Le plan défend aussi la dissuasion. L’utilisation « abusive » de la mention « NS » serait mieux contrôlée. Les prescriptions de nouveaux médicaments dépourvus d’ASMR pourront être mis sous accord préalable si leur niveau de prescription dépasse un seuil à définir.

Dans les officines, le tiers payant contre génériques pourrait être généralisé aux ordonnances hospitalières, ainsi qu’aux patients en CMU, AME ou AT-MP. Les officinaux seront associés à une campagne d’information grand public. Enfin, les accords interprofessionnels seront complétés par un article relatif à l’utilisation des génériques.

Quant aux industriels, ils pourraient être invités à inscrire la DCI « en plus gros » sur les boîtes.
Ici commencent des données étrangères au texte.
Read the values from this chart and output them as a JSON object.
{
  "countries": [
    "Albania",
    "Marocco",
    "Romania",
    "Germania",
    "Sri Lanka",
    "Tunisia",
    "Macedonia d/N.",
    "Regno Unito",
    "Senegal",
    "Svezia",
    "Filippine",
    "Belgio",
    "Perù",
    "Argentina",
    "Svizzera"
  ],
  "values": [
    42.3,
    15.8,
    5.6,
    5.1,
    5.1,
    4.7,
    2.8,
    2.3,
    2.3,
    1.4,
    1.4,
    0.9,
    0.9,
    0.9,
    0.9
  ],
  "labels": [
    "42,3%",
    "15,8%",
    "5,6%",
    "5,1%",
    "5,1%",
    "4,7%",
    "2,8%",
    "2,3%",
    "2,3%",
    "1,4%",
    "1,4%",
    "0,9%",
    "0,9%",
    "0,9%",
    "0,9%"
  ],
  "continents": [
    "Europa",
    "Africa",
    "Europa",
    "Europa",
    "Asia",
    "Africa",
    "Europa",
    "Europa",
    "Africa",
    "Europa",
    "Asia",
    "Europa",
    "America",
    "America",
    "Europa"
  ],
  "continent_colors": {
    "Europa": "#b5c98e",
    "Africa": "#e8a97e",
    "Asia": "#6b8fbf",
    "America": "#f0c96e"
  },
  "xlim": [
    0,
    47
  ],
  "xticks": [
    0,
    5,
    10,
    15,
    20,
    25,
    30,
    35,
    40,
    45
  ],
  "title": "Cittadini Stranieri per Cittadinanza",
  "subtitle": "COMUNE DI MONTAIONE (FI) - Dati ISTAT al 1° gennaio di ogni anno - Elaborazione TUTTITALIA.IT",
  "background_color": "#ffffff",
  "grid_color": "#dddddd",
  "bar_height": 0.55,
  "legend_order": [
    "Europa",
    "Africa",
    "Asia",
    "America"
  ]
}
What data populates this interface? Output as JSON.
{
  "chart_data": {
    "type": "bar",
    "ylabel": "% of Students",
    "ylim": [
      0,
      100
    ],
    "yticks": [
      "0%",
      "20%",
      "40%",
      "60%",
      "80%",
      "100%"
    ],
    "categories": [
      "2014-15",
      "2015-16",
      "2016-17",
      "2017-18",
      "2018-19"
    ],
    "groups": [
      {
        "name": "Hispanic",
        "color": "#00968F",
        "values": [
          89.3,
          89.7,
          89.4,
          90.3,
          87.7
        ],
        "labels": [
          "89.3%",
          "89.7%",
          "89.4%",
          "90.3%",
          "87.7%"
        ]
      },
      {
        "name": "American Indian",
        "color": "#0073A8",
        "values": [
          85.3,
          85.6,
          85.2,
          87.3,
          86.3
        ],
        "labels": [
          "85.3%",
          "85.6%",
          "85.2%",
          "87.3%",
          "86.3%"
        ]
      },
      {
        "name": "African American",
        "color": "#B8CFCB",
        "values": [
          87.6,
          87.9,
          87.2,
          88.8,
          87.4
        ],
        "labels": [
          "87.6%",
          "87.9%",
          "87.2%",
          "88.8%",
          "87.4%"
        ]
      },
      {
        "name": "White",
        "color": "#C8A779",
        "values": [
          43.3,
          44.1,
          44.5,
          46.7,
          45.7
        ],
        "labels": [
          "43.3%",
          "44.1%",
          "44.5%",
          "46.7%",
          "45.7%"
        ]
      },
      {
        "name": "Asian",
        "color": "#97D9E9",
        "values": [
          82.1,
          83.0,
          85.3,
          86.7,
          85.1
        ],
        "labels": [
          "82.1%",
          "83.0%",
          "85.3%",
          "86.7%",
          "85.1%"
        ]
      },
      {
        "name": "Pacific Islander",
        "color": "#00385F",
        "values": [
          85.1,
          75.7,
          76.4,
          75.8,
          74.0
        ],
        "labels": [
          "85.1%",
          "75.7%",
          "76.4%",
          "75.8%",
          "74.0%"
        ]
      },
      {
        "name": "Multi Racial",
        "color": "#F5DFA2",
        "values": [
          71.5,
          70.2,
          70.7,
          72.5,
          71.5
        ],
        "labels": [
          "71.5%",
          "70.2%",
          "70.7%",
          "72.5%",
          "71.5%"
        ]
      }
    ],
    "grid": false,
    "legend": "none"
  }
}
La question sensible de la « générication » du Paracétamol devra être « arbitrée », stipule le plan.

Échaudes, les libéraux traînent des pieds

« On ne signe pas ce texte, tranche le Dr Jean-Paul Ortiz, président de la CSMF. Il donne aux caisses primaires un blanc-seing pour sanctionner les médecins utilisant la mention NS ». Pour MG France, parapher cette charte « est le cadet de nos soucis dans l’état actuel de nos rapports avec le ministère ». Le Dr Claude Bronner, patron des généralistes de la FMF, estime que ce plan « ne casse pas trois pattes à un canard ». Au SML, le Dr Éric Henry a « d’autres chats à fouetter avec le projet de loi de santé ».